By further breaking down the projections according to regions i.e. United States, Latin America and The Caribbean, Euro Area, Middle East and Central Asia, Emerging and Developing Asia and Sub-Saharan Africa, we can see that Euro Area, Sub-Saharan Africa and Middle East and Central Asia are projected to have positive growth in 2024 while the rest (United States, Latin America and The Caribbean and Emerging and Developing Asia) will have a declining or retaining growth.
Which Countries See the Most Growth in 2024?
When dwell further to breakdown by countries, it is no surprising that the countries that will see the most growth in 2024 are from two of the world’s fastest growing regions i.e. Asia and Sub-Saharan Africa.
For Asia Pacific region, the fastest growing economies are forecasted to be Macao (+27.2%), Palau (+12.4%) and India (+6.3%). Macao and Palau rely heavily on their tourism industry where this industry alone covers roughly 70% and 40% of their GDP, respectively. India, on the other hand, has just recently became the world’s largest country by population and the country’s population is expected to reach 1.7 billion by 2064, another 40 years to come.

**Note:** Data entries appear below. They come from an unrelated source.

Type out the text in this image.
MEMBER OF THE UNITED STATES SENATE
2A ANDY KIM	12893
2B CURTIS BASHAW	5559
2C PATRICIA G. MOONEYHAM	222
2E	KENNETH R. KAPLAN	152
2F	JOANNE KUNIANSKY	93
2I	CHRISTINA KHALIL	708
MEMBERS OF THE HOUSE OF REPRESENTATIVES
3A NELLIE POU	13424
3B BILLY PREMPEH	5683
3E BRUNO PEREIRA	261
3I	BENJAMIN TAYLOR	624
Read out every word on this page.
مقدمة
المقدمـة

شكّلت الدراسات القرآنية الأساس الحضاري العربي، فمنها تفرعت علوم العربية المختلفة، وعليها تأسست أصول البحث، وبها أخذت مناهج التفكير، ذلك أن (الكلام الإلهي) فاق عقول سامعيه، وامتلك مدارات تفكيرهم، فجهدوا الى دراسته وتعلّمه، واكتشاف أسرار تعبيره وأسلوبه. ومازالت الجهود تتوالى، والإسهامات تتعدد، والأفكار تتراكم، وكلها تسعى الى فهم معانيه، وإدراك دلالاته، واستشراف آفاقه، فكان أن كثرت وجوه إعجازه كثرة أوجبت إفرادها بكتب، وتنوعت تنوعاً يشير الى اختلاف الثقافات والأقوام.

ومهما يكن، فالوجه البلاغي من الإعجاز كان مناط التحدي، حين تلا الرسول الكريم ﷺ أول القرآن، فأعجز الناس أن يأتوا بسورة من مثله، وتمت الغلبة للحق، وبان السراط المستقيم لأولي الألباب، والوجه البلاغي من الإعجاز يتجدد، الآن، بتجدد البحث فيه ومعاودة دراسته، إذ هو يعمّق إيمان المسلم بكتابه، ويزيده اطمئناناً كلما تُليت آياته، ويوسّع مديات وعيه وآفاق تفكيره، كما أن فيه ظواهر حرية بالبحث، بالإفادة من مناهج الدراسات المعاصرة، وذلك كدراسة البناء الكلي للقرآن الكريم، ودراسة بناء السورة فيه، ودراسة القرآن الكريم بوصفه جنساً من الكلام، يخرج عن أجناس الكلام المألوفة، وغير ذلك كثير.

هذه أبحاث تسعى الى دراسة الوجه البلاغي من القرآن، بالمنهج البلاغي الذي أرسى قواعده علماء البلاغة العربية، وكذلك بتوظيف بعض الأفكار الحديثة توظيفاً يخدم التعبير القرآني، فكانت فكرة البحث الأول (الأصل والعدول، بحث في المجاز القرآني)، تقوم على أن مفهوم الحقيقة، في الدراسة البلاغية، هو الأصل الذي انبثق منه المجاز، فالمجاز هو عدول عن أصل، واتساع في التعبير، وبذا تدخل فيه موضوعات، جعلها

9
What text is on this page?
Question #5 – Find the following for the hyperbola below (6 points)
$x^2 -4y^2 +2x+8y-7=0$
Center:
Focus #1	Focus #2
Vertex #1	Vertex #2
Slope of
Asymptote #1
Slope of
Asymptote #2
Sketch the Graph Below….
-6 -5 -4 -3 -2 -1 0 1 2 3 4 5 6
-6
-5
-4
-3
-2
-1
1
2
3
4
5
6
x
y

As illustrated, Sub-Saharan Africa accounts for half of the top 20 list with Guyana (+26.6%), Niger (+11.1%) and Senegal (+8.8%) leading the rank. These countries are relying heavily on their oil industry and Guyana, with only 815,000 population, is expected to become the second fastest growing economy in 2024. This economic surge can be largely attributed to the increasing oil exports from the Stabroek Block, an offshore oil field under development by a consortium led by Exxon Mobil. According to reports from the BBC, Guyana possesses oil reserves exceeding 11 billion barrels, making it a key factor in its economic growth.